O ponto central da discórdia é o artigo 24. O texto determina a revisão “nas esferas administrativa, controladora ou judicial, quanto à validade de ato, contrato, ajuste, processo ou norma administrativa cuja produção já se houver completado levará em conta as orientações gerais da época”

Desde então, é possível comparar o efeito da nova redação – dada pela Lei nº 13.655/2018 – no Carf a uma moeda: advogados tributaristas enxergam no novo artigo 24 a cara, com seu valor de face e uma interpretação que poderia dar novo entendimento a importantes casos em análise pelo tribunal administrativo.
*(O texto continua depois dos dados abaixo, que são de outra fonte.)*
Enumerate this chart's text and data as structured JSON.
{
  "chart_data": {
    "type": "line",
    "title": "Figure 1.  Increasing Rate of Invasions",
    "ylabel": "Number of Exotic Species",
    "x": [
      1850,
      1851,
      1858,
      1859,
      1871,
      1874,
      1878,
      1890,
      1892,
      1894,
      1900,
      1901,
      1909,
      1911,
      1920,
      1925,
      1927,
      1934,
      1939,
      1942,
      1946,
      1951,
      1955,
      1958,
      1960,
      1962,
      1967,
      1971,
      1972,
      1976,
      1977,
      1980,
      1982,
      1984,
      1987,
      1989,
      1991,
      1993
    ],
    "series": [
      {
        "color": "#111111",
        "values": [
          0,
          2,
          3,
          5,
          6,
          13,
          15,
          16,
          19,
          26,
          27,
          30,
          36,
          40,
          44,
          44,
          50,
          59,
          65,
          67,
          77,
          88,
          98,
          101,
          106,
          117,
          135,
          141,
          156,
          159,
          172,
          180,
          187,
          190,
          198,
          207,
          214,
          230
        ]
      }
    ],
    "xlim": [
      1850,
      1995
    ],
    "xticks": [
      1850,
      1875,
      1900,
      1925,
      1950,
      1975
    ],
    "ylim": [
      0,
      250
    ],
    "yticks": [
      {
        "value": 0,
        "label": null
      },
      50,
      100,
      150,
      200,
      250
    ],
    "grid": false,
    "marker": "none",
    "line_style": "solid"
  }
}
Já parte considerável dos conselheiros do tribunal administrativo, em sua maioria representando a Fazenda Nacional, enxergam uma coroa totalmente distinta, reiterando que o novo texto não se aplica ao processo administrativo, servindo apenas em questões envolvendo os gestores de órgãos públicos. Em três meses, já houve decisões que buscaram atender os contribuintes, enquanto a 2ª Câmara Superior, última instância do tribunal, já deliberou em junho que a Lei não tem efeitos práticos em processos ali apreciados.

Por isso a opinião de Floriano de Azevedo Marques é relevante ao debate. Como um dos redatores do anteprojeto, o diretor da Faculdade de Direito da Universidade de São Paulo (USP) e sócio do Manesco, Ramirez, Perezz Azvedo Marques Sociedade de Advogados é um dos responsáveis pela cunhagem desta “moeda” que, ele explica, começou a ser discutida no segundo mandato do ex-presidente Lula, mas só foi promulgada durante o governo de Michel Temer.

Quando perguntado pelo JOTA sobre a posição do Carf de não aplicar o dispositivo da LINDB, Azevedo Marques definiu o entendimento como “a coisa mais despropositada que já ouviu em relação à Lei”.

Para empresas autuadas em operações de ágio, para usar o exemplo mais recorrente, há a comum justificativa de que tais operações, analisadas pelo tribunal hoje, foram feitas se baseando em uma jurisprudência que assim permitia aos contribuintes se posicionar – segundo advogados que costumam defender tais causas no Carf, o entendimento começou a se inverter em 2015, após a Operação Zelotes.

Com isso, a nova redação do artigo, ordenando a aplicação da jurisprudência à época que os fatos ocorreram, pode salvar um grupo significativo de empresas do pagamento de cobranças bilionárias, algumas bastante sensíveis em seus balanços.

E, segundo Floriano, deve-se esperar que o debate cresça – saindo da esfera administrativa e alcançando outros setores. “Se alguém achar que existe algum órgão que é imune à aplicação das Leis de Introdução”, ponderou, “este alguém está dizendo que algum órgão está imune à aplicação das regras do Direito”.